Constituição Estadual:

Art.74. A fiscalização contábil, financeira, orçamentária, operacional e patrimonial do Estado e das entidades da administração direta e indireta, quanto à legalidade, legitimidade, economicidade, aplicação das subvenções e renúncia de receitas, será exercida pela Assembléia Legislativa, mediante controle externo e pelo sistema de controle interno de cada Poder.

Lei complementar nº 113/2005, do Tribunal de Contas do Estado do Paraná

Art. 4º - Para as finalidades e na forma prevista na Constituição Federal, na Lei Complementar nº 101, de 4 de maio de 2000, na Lei nº 8.666, de 21 de junho de 1993, e alterações posteriores, e na Lei nº 4.320, de 17 de março de 1964, bem como, para apoio ao controle externo, todos os jurisdicionados deverão, obrigatoriamente, instituir sistemas de controle interno com as seguintes finalidades:

I-...

II- verificar a legalidade e avaliar os resultados quanto à eficácia e eficiência das gestões orçamentária, financeira e patrimonial, nos órgãos e entidades da administração estadual e municipal, bem como, da aplicação de recursos públicos por entidades de direito privado.

III-...

IV- apoiar o controle externo no exercício de sua missão institucional.
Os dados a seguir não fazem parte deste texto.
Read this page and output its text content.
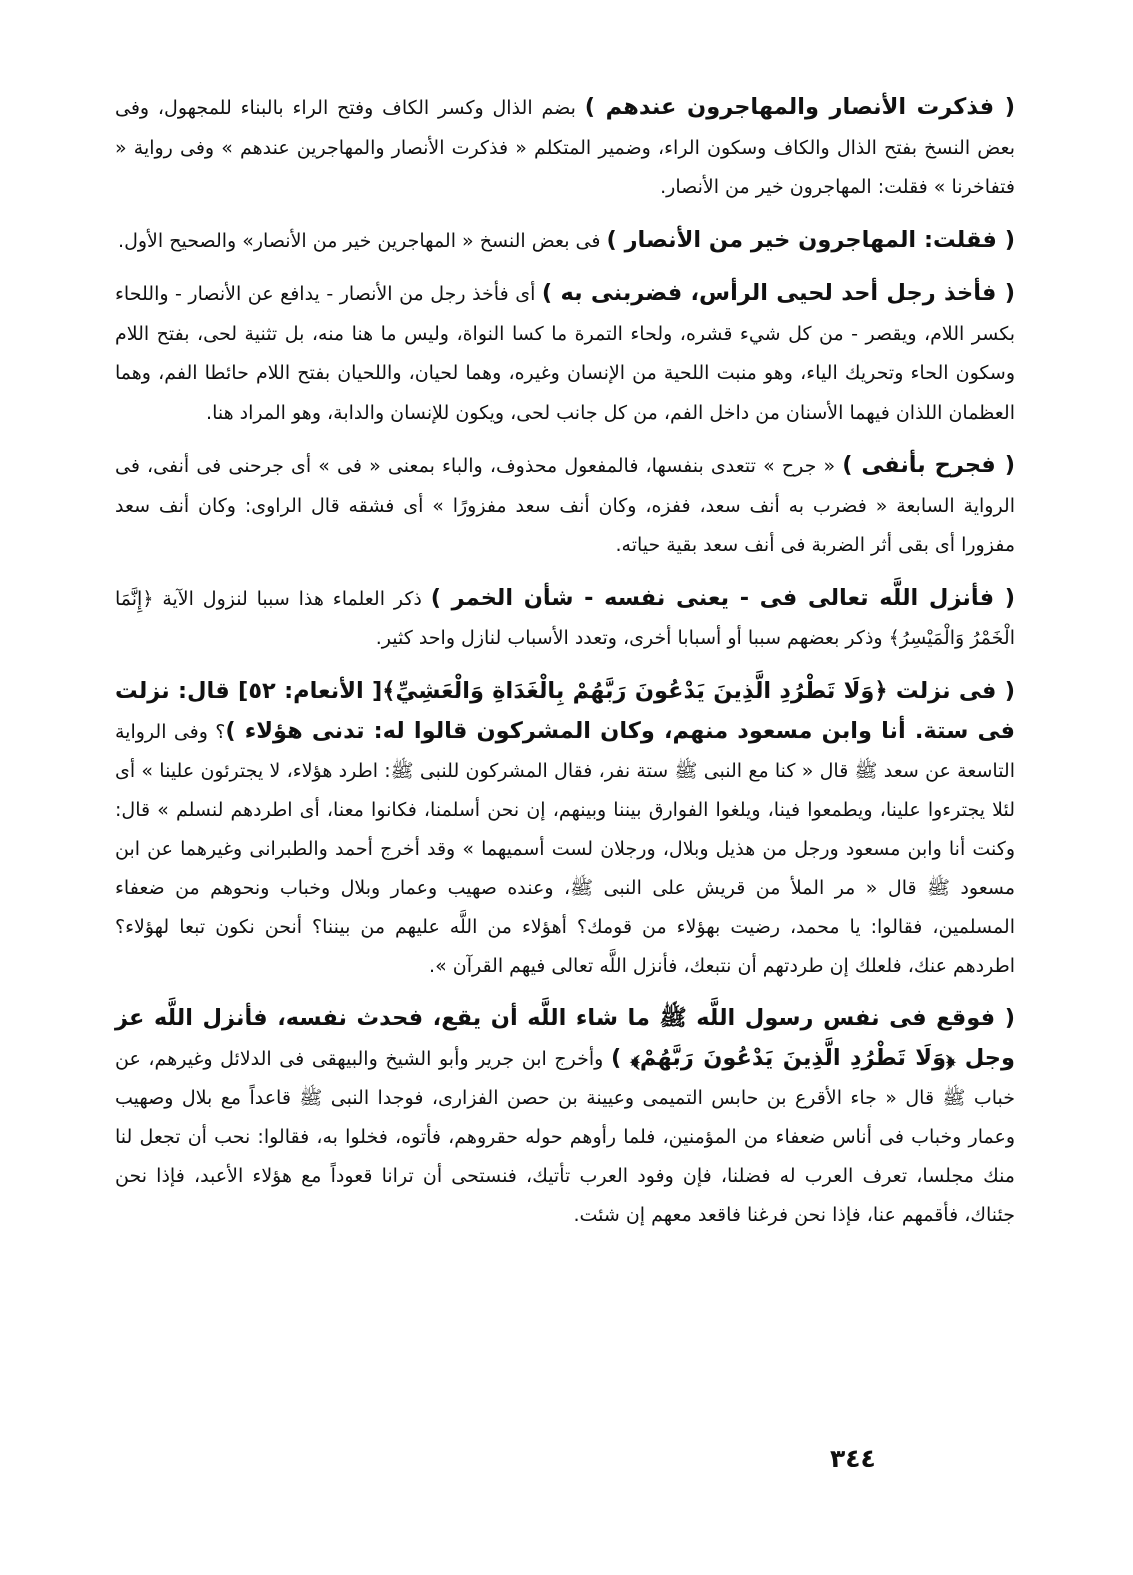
( فذكرت الأنصار والمهاجرون عندهم ) بضم الذال وكسر الكاف وفتح الراء بالبناء للمجهول، وفى بعض النسخ بفتح الذال والكاف وسكون الراء، وضمير المتكلم « فذكرت الأنصار والمهاجرين عندهم » وفى رواية « فتفاخرنا » فقلت: المهاجرون خير من الأنصار.

( فقلت: المهاجرون خير من الأنصار ) فى بعض النسخ « المهاجرين خير من الأنصار» والصحيح الأول.

( فأخذ رجل أحد لحيى الرأس، فضربنى به ) أى فأخذ رجل من الأنصار - يدافع عن الأنصار - واللحاء بكسر اللام، ويقصر - من كل شيء قشره، ولحاء التمرة ما كسا النواة، وليس ما هنا منه، بل تثنية لحى، بفتح اللام وسكون الحاء وتحريك الياء، وهو منبت اللحية من الإنسان وغيره، وهما لحيان، واللحيان بفتح اللام حائطا الفم، وهما العظمان اللذان فيهما الأسنان من داخل الفم، من كل جانب لحى، ويكون للإنسان والدابة، وهو المراد هنا.

( فجرح بأنفى ) « جرح » تتعدى بنفسها، فالمفعول محذوف، والباء بمعنى « فى » أى جرحنى فى أنفى، فى الرواية السابعة « فضرب به أنف سعد، ففزه، وكان أنف سعد مفزورًا » أى فشقه قال الراوى: وكان أنف سعد مفزورا أى بقى أثر الضربة فى أنف سعد بقية حياته.

( فأنزل اللَّه تعالى فى - يعنى نفسه - شأن الخمر ) ذكر العلماء هذا سببا لنزول الآية ﴿إِنَّمَا الْخَمْرُ وَالْمَيْسِرُ﴾ وذكر بعضهم سببا أو أسبابا أخرى، وتعدد الأسباب لنازل واحد كثير.

( فى نزلت ﴿وَلَا تَطْرُدِ الَّذِينَ يَدْعُونَ رَبَّهُمْ بِالْغَدَاةِ وَالْعَشِيِّ﴾[ الأنعام: ٥٢] قال: نزلت فى ستة. أنا وابن مسعود منهم، وكان المشركون قالوا له: تدنى هؤلاء )؟ وفى الرواية التاسعة عن سعد ﷺ قال « كنا مع النبى ﷺ ستة نفر، فقال المشركون للنبى ﷺ: اطرد هؤلاء، لا يجترئون علينا » أى لئلا يجترءوا علينا، ويطمعوا فينا، ويلغوا الفوارق بيننا وبينهم، إن نحن أسلمنا، فكانوا معنا، أى اطردهم لنسلم » قال: وكنت أنا وابن مسعود ورجل من هذيل وبلال، ورجلان لست أسميهما » وقد أخرج أحمد والطبرانى وغيرهما عن ابن مسعود ﷺ قال « مر الملأ من قريش على النبى ﷺ، وعنده صهيب وعمار وبلال وخباب ونحوهم من ضعفاء المسلمين، فقالوا: يا محمد، رضيت بهؤلاء من قومك؟ أهؤلاء من اللَّه عليهم من بيننا؟ أنحن نكون تبعا لهؤلاء؟ اطردهم عنك، فلعلك إن طردتهم أن نتبعك، فأنزل اللَّه تعالى فيهم القرآن ».

( فوقع فى نفس رسول اللَّه ﷺ ما شاء اللَّه أن يقع، فحدث نفسه، فأنزل اللَّه عز وجل ﴿وَلَا تَطْرُدِ الَّذِينَ يَدْعُونَ رَبَّهُمْ﴾ ) وأخرج ابن جرير وأبو الشيخ والبيهقى فى الدلائل وغيرهم، عن خباب ﷺ قال « جاء الأقرع بن حابس التميمى وعيينة بن حصن الفزارى، فوجدا النبى ﷺ قاعداً مع بلال وصهيب وعمار وخباب فى أناس ضعفاء من المؤمنين، فلما رأوهم حوله حقروهم، فأتوه، فخلوا به، فقالوا: نحب أن تجعل لنا منك مجلسا، تعرف العرب له فضلنا، فإن وفود العرب تأتيك، فنستحى أن ترانا قعوداً مع هؤلاء الأعبد، فإذا نحن جئناك، فأقمهم عنا، فإذا نحن فرغنا فاقعد معهم إن شئت.

٣٤٤
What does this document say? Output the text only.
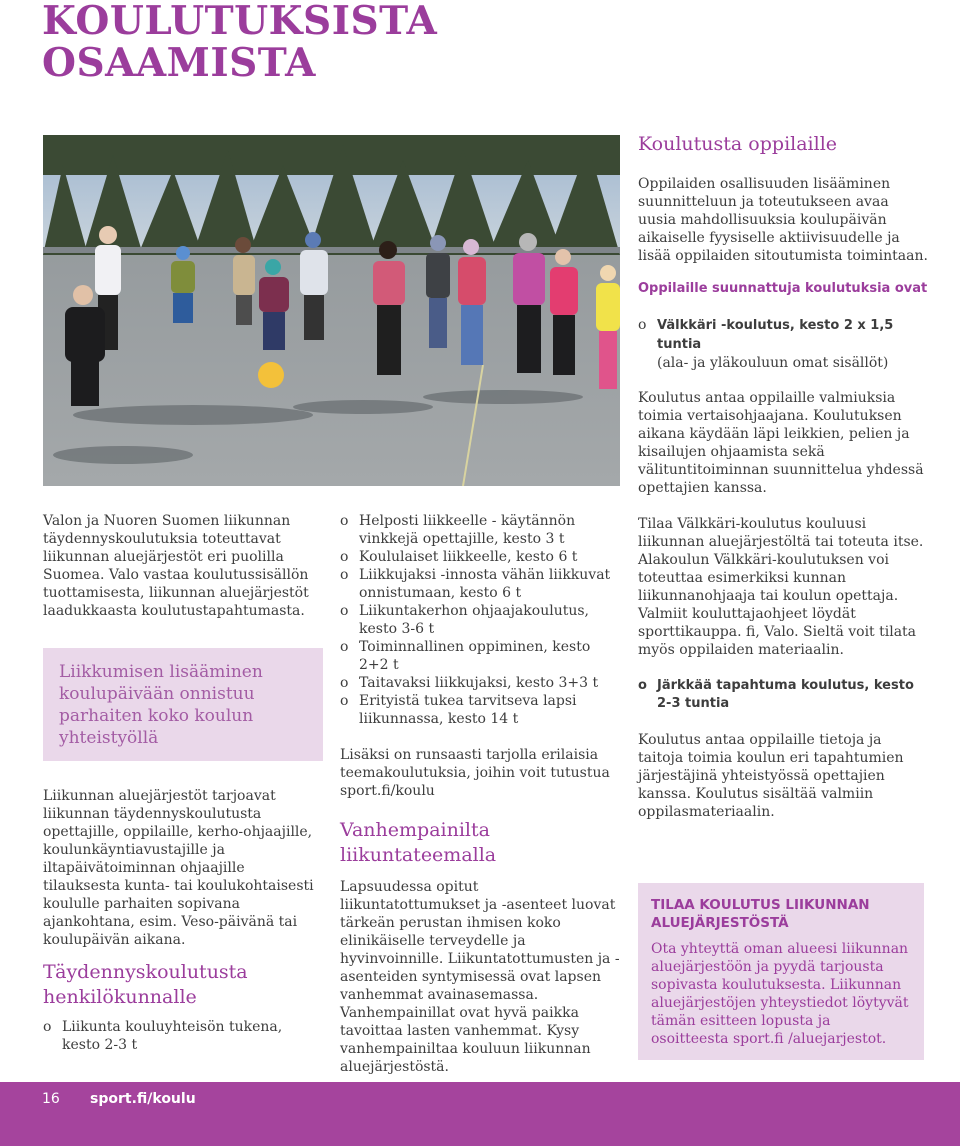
KOULUTUKSISTA
OSAAMISTA

Valon ja Nuoren Suomen liikunnan täydennyskoulutuksia toteuttavat liikunnan aluejärjestöt eri puolilla Suomea. Valo vastaa koulutussisällön tuottamisesta, liikunnan aluejärjestöt laadukkaasta koulutustapahtumasta.

Liikkumisen lisääminen koulupäivään onnistuu parhaiten koko koulun yhteistyöllä

Liikunnan aluejärjestöt tarjoavat liikunnan täydennyskoulutusta opettajille, oppilaille, kerho-ohjaajille, koulunkäyntiavustajille ja iltapäivätoiminnan ohjaajille tilauksesta kunta- tai koulukohtaisesti koululle parhaiten sopivana ajankohtana, esim. Veso-päivänä tai koulupäivän aikana.

Täydennyskoulutusta henkilökunnalle
o Liikunta kouluyhteisön tukena, kesto 2-3 t
o Helposti liikkeelle - käytännön vinkkejä opettajille, kesto 3 t
o Koululaiset liikkeelle, kesto 6 t
o Liikkujaksi -innosta vähän liikkuvat onnistumaan, kesto 6 t
o Liikuntakerhon ohjaajakoulutus, kesto 3-6 t
o Toiminnallinen oppiminen, kesto 2+2 t
o Taitavaksi liikkujaksi, kesto 3+3 t
o Erityistä tukea tarvitseva lapsi liikunnassa, kesto 14 t

Lisäksi on runsaasti tarjolla erilaisia teemakoulutuksia, joihin voit tutustua sport.fi/koulu

Vanhempainilta liikuntateemalla

Lapsuudessa opitut liikuntatottumukset ja -asenteet luovat tärkeän perustan ihmisen koko elinikäiselle terveydelle ja hyvinvoinnille. Liikuntatottumusten ja -asenteiden syntymisessä ovat lapsen vanhemmat avainasemassa. Vanhempainillat ovat hyvä paikka tavoittaa lasten vanhemmat. Kysy vanhempainiltaa kouluun liikunnan aluejärjestöstä.

Koulutusta oppilaille

Oppilaiden osallisuuden lisääminen suunnitteluun ja toteutukseen avaa uusia mahdollisuuksia koulupäivän aikaiselle fyysiselle aktiivisuudelle ja lisää oppilaiden sitoutumista toimintaan.

Oppilaille suunnattuja koulutuksia ovat

o Välkkäri -koulutus, kesto 2 x 1,5 tuntia
(ala- ja yläkouluun omat sisällöt)

Koulutus antaa oppilaille valmiuksia toimia vertaisohjaajana. Koulutuksen aikana käydään läpi leikkien, pelien ja kisailujen ohjaamista sekä välituntitoiminnan suunnittelua yhdessä opettajien kanssa.

Tilaa Välkkäri-koulutus kouluusi liikunnan aluejärjestöltä tai toteuta itse. Alakoulun Välkkäri-koulutuksen voi toteuttaa esimerkiksi kunnan liikunnanohjaaja tai koulun opettaja. Valmiit kouluttajaohjeet löydät sporttikauppa. fi, Valo. Sieltä voit tilata myös oppilaiden materiaalin.

o Järkkää tapahtuma koulutus, kesto 2-3 tuntia

Koulutus antaa oppilaille tietoja ja taitoja toimia koulun eri tapahtumien järjestäjinä yhteistyössä opettajien kanssa. Koulutus sisältää valmiin oppilasmateriaalin.

TILAA KOULUTUS LIIKUNNAN ALUEJÄRJESTÖSTÄ

Ota yhteyttä oman alueesi liikunnan aluejärjestöön ja pyydä tarjousta sopivasta koulutuksesta. Liikunnan aluejärjestöjen yhteystiedot löytyvät tämän esitteen lopusta ja osoitteesta sport.fi /aluejarjestot.

16 sport.fi/koulu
Art. 5º - No apoio ao controle externo, os órgãos integrantes do sistema de controle interno deverão exercer, dentre outras, as seguintes atividades:

I- organizar e executar programação de auditorias contábil, financeira, orçamentária, operacional e patrimonial nas unidades administrativas sob seu controle, enviando ao Tribunal os respectivos relatórios;

II- realizar auditorias nas contas dos responsáveis sob seu controle, emitindo relatório, certificado de auditoria e parecer;

III- alertar formalmente a autoridade administrativa competente para que instaure tomada de contas especial sempre que tomar conhecimento de qualquer das ocorrências referidas que autorizem este procedimento.

Art. 8º - A falta de instituição do sistema de controle interno poderá sujeitar as contas ou o relatório objeto do julgamento à desaprovação ou recomendação de desaprovação, sem prejuízo das penalidades previstas em lei ao respectivo responsável, por omissão injustificada no atendimento ao seu dever legal.

As Auditorias e Controles Internos são de natureza:

  • Preventivos (buscam evitar que fatos indesejáveis ocorram);
  • Detectores (para detectar e corrigir fatos indesejáveis já ocorridos);
  • Diretivos (para provocar ou encorajar a ocorrência de um fato desejável).

Os Auditores no exercício de suas funções possuem livre acesso a informações e documentações das unidades auditadas, conforme determina Ato Executivo nº 120/2006.